Panorama

Noch vor EU und USA Großbritannien lässt Biontech-Impfstoff zu

Der Impfstoff von Biontech und Pfizer steht zuerst den Briten zur Verfügung - die dortigen Behörden erteilen eine Notfallzulassung für das lang ersehnte Vakzin gegen das Coronavirus. Die Auslieferung soll schon in Kürze beginnen, in der EU kann es noch mehrere Wochen bis zur Genehmigung dauern.

Die britische Aufsichtsbehörde für Arzneimittel hat nach Angaben des Mainzer Unternehmens Biontech und seines US-Partners Pfizer eine Notfallzulassung für deren Corona-Impfstoff BNT162b2 erteilt.
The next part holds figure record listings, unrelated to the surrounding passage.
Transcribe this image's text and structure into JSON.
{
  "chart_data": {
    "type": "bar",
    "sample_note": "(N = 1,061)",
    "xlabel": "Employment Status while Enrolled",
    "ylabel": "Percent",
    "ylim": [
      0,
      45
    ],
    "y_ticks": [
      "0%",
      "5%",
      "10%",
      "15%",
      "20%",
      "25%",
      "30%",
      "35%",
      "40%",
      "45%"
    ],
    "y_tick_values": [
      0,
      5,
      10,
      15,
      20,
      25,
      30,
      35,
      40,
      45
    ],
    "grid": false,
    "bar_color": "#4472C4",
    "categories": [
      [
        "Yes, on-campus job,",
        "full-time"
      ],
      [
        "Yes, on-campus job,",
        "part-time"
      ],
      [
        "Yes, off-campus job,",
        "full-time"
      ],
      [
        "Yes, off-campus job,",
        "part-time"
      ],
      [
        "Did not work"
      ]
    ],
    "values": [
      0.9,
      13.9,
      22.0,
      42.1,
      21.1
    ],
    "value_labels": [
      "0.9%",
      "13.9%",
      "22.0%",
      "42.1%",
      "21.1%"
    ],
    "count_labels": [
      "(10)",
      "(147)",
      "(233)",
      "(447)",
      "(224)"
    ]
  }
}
Damit bekommen die Briten früher grünes Licht für einen Impfstoff als die EU und die USA. Zudem ist es die erste Zulassung für BNT162b2 weltweit.

Die ersten Lieferungen sollen schon in wenigen Tagen im Vereinigten Königreich eintreffen, teilten beide Unternehmen mit. "Die erste Notfallzulassung für einen Covid-19-Impfstoff ist ein bahnbrechender wissenschaftlicher Meilenstein", hieß es. Ein Sprecher des britischen Gesundheitsministeriums bestätigte die Zulassung. Der Impfstoff stehe ab der kommenden Woche zur Verfügung. Bis zum Ende des kommenden Jahres sollen insgesamt 40 Millionen Impfdosen an Großbritannien geliefert werden.

Biontech und Pfizer erklärten, die Zulassung sei "ein bahnbrechender wissenschaftlicher Meilenstein". Es handele sich um die "weltweit erste Notfallzulassung eines in einer Phase-3-Studie getesteten Impfstoffs" gegen das neuartige Coronavirus. "Die heute genehmigte Notfallzulassung im Vereinigten Königreich ist ein historischer Moment im Kampf gegen Covid-19", erklärte Pfizer-Chef Albert Bourla. Biontech-Mitgründer Ugur Sahin erklärte, die Zulassung ermögliche es erstmals, "dass Bürgerinnen und Bürger außerhalb von klinischen Studien die Möglichkeit haben, sich gegen Covid-19 immunisieren zu lassen".

EU will bis Ende Dezember entscheiden

Für den Biontech/Pfizer-Impfstoff ergaben umfangreiche Testreihen nach Angaben der Unternehmen eine Wirksamkeit, die einen 95-prozentigen Schutz vor der Krankheit Covid-19 bietet. Das Vakzin funktioniere über alle Altersgruppen und andere demografische Unterschiede hinweg ähnlich gut und zeige praktisch keine ernsten Nebenwirkungen, teilten die Firmen nach Abschluss letzter Analysen mit. Der Impfschutz bei Menschen, die über 65 Jahre alt sind, liege bei über 94 Prozent.Diese positiven Ergebnisse beziehen sich auf den Schutz vor einer Covid-19-Erkrankung. Inwiefern der Impfstoff auch vor der Infektion und einer möglichen Weitergabe des Virus schützt, ist noch nicht klar.

Die beide Unternehmen haben ebenso wie das US-Unternehmen Moderna auch in den USA und der EU Anträge auf eine Notfallzulassung beziehungsweise bedingte Zulassung ihrer Impfstoffe gestellt. Sie rechnen noch im Dezember mit Entscheidungen der beiden zuständigen Behörden in den USA und der EU. Die Europäische Arzneimittel-Agentur Ema teilte mit, bis spätestens 29. Dezember ein Ergebnis der Prüfung vorzulegen.

Bei einer Notfallzulassung werden zunächst weniger Daten als normalerweise üblich eingereicht, um schneller auf eine medizinische Notlage reagieren zu können. Die übrigen Daten werden nachgeliefert. Politik und Unternehmen betonen aber stets, dass damit keine Absenkung von Sicherheitsstandards verbunden sei.